A set of old Buddha images were the centre of attention during the watering ceremony. Karnjana Karnjanatawe

Although the nationwide celebration of Songkran was two weeks ago, the traditional Lanna Songkran ceremony in Chiang Rai marked its revival last Friday, after having disappeared for 30 years.

The ceremony was organised by the Mae Fah Luang Foundation at Mae Fah Luang Art and Cultural Park in the city of Chiang Rai. The event was called Sra Klao Dam Hua, which roughly means Blessed with Water.

But no one got wet in the ceremony. Only a little water was used, for dropping on the palms of respected people.

“The Songkran celebration is not only about soaking people with water; it is the day that we express our gratitude to the elderly, including our parents and those who have done good things for our society,” said Nakorn Pongnoi, director of the Mae Fah Luang Art and Cultural Park.

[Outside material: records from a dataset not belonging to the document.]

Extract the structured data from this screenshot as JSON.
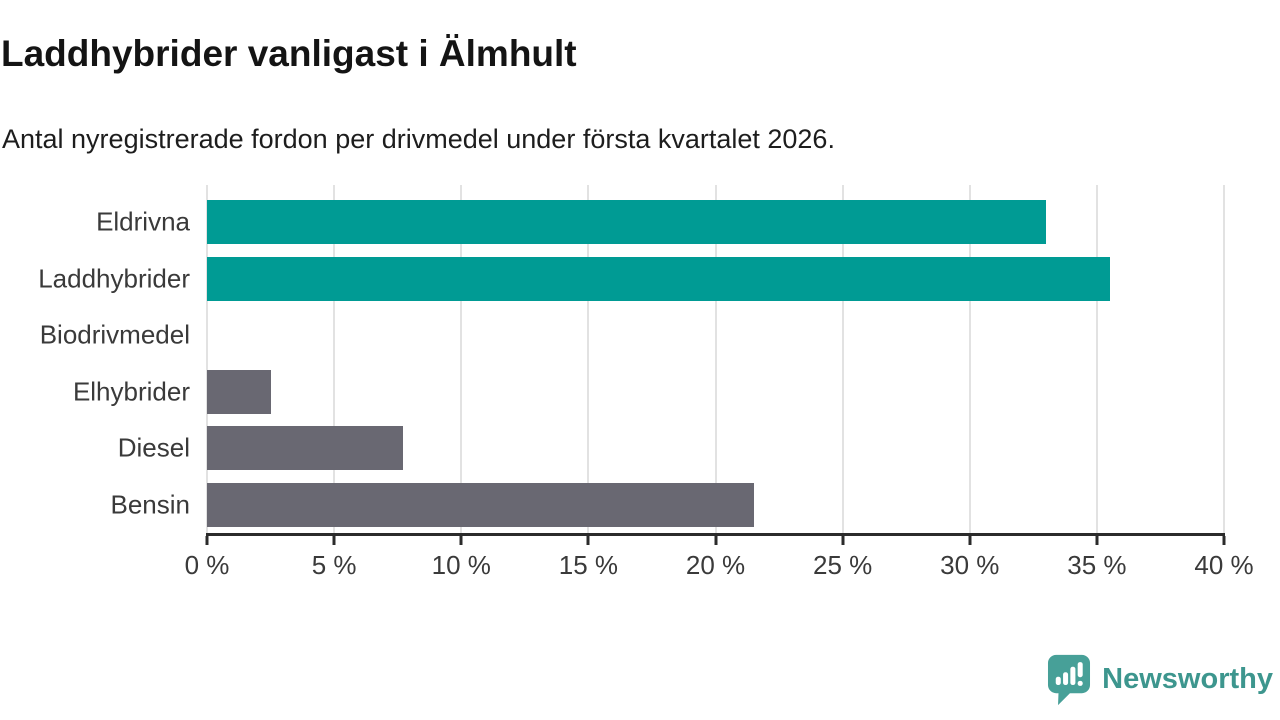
{
  "page": {
    "title": "Laddhybrider vanligast i Älmhult",
    "subtitle": "Antal nyregistrerade fordon per drivmedel under första kvartalet 2026."
  },
  "chart_data": {
    "type": "bar",
    "orientation": "horizontal",
    "title": "Laddhybrider vanligast i Älmhult",
    "subtitle": "Antal nyregistrerade fordon per drivmedel under första kvartalet 2026.",
    "categories": [
      "Eldrivna",
      "Laddhybrider",
      "Biodrivmedel",
      "Elhybrider",
      "Diesel",
      "Bensin"
    ],
    "values": [
      33,
      35.5,
      0,
      2.5,
      7.7,
      21.5
    ],
    "unit": "%",
    "bar_colors": [
      "#009b94",
      "#009b94",
      "#696872",
      "#696872",
      "#696872",
      "#696872"
    ],
    "accent_color": "#009b94",
    "neutral_color": "#696872",
    "xlabel": "",
    "ylabel": "",
    "xlim": [
      0,
      40
    ],
    "x_ticks": [
      0,
      5,
      10,
      15,
      20,
      25,
      30,
      35,
      40
    ],
    "x_tick_labels": [
      "0 %",
      "5 %",
      "10 %",
      "15 %",
      "20 %",
      "25 %",
      "30 %",
      "35 %",
      "40 %"
    ],
    "grid": "vertical-only",
    "legend": "none"
  },
  "footer": {
    "brand": "Newsworthy",
    "brand_color": "#3d968e",
    "icon_color": "#47a098",
    "logo_icon": "bar-chart-speech-bubble"
  }
}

The celebration can be organised any day after the date of wan phraya wan in the northern dialect or wan maha songkran (which this year was April 14) until the end of April.

The foundation decorated a lawn next to its museum with colourful flowers, arranged beautifully like a rainbow with shades of pale and bold yellow, red, white and purple. In the centre was a set of old Lanna-style Buddha images that were placed on a raised four-step platform. Each step was fully decorated with white lotus harvested from a pound in the park early in the morning.

Nam khamin som poi.

In one corner stood a red half-open wooden pipe with a naga head and open mouth, called rang phayanak. Below it were two levels of half-open bamboo tubes that reached to a large silver bowl. Inside the bowl were white cotton yarns leading to each base of the 16 seated-Buddha images. The set of Buddha images were part of the old collection of the foundation. They are made of wood and rarely displayed for the public.

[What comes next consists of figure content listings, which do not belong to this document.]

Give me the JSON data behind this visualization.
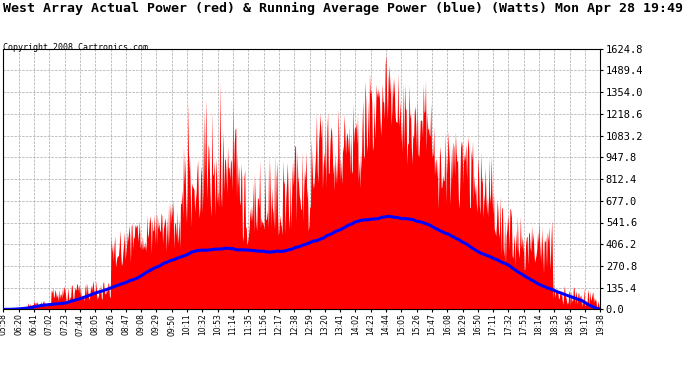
{
  "title": "West Array Actual Power (red) & Running Average Power (blue) (Watts) Mon Apr 28 19:49",
  "copyright": "Copyright 2008 Cartronics.com",
  "y_ticks": [
    0.0,
    135.4,
    270.8,
    406.2,
    541.6,
    677.0,
    812.4,
    947.8,
    1083.2,
    1218.6,
    1354.0,
    1489.4,
    1624.8
  ],
  "y_max": 1624.8,
  "x_labels": [
    "05:58",
    "06:20",
    "06:41",
    "07:02",
    "07:23",
    "07:44",
    "08:05",
    "08:26",
    "08:47",
    "09:08",
    "09:29",
    "09:50",
    "10:11",
    "10:32",
    "10:53",
    "11:14",
    "11:35",
    "11:56",
    "12:17",
    "12:38",
    "12:59",
    "13:20",
    "13:41",
    "14:02",
    "14:23",
    "14:44",
    "15:05",
    "15:26",
    "15:47",
    "16:08",
    "16:29",
    "16:50",
    "17:11",
    "17:32",
    "17:53",
    "18:14",
    "18:35",
    "18:56",
    "19:17",
    "19:38"
  ],
  "bg_color": "#ffffff",
  "plot_bg_color": "#ffffff",
  "grid_color": "#aaaaaa",
  "title_color": "#000000",
  "copyright_color": "#000000",
  "red_color": "#ff0000",
  "blue_color": "#0000ff",
  "tick_color": "#000000",
  "title_fontsize": 9.5,
  "copyright_fontsize": 6.0,
  "ytick_fontsize": 7.5,
  "xtick_fontsize": 5.5
}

Strictly following the tradition, the foundation prepared nam khamin som poi for watering the Buddha images and the elderly.

Nam khamin som poi was made of water that had been turned light yellow because of the mix of turmeric. Also added in the water were grilled, dried fruit pods of som poi or shikakai (Acacia concinna) and petals of dok saraphi (Mammea siamensis) and dok khamfoi or safflower (Carthamus tinctorius) for sweet fragrance.

It is an old belief of the Lanna people that nam khamin som poi can take away bad luck, dark magic and evil.

“We do not throw water directly to Buddha images. In traditional Lanna culture, we do it in a more polite manner, which is to gradually pour nam khamin som poi into the stepped wooden pipes,” he said. “We are humble, small people, so we use the pipe with the naga head to bring water to the images,” he said.

The northern people believed that Buddha images were the living Buddha, so they treated them with high respect.

The foundation also invited a pair of so-called local wise men and women (prat chaoban) from 18 districts in Chiang Rai to join the water-blessing ceremony.

“I am very glad that I was chosen as a representative of Phan district,” said Buangao Sritabutr, 73. “It is a big and beautiful event.”

After watering Buddha images, there was a religious session, with monks chanting and blessing all the participants. Then a flower bouquet and nam khamin som poi were presented to an image of the late HRH Princess Srinagarindra, or Somdet Ya (the grandmother of His Majesty King Maha Vajiralongkorn Bodindradebayavarangkun), who initiated Mae Fah Luang Foundation.

A team of local poets was invited to read, followed by traditional dance performances.

A monk pouring nam khamin som poi into the half-opened wooden pipe. Karnjana Karnjanatawe

Water flows from the naga head down a bamboo pipe to the Buddha images (not shown in the photo).

Receiving blessed water through a flower panicle.

Thanphuying Putrie Viravaidya, right, receives well-wished water from guests.

The celebration ended when it was the time to show gratitude to the local wise men and women and those who have done good things for society.

The ceremony was chaired by Thanphuying Putrie Viravaidya, secretary-general and a board member of the Mae Fah Luang Foundation, accompanied by Khunying Puangroi Diskul Na Ayudhaya, deputy secretary-general and a board member, and Chiang Rai Governor Narongsak Osottanakorn.

About 400 participants joined the ceremony last Friday afternoon. Many queued up to put water on the chairperson and the elderly. After receiving a few drops of nam khamin som poi in her palms, Thanphuying Putrie touched her forehead and hair.

“It is not appropriate to throw water on the heads of old people. As per tradition, I just do it myself with the well-wished water,” she said. From time to time, she sprinkled little drops of water back as a blessing by using a tiny panicle of fragrant flowers in her palms.

“This traditional Lanna Songkran ceremony is authentic. I am glad that we have brought it back to life,” said Governor Narongsak.

The governor has a plan to help promote the ceremony as an annual celebration as he wants people to know more about Chiang Rai as a destination for Lanna culture, arts and religion.

A chance will come again next year to revive the event.

“We want to preserve the ceremony for younger generations,” he said. “When people think about a traditional Lanna Songkran event, we want them to think about Chiang Rai.”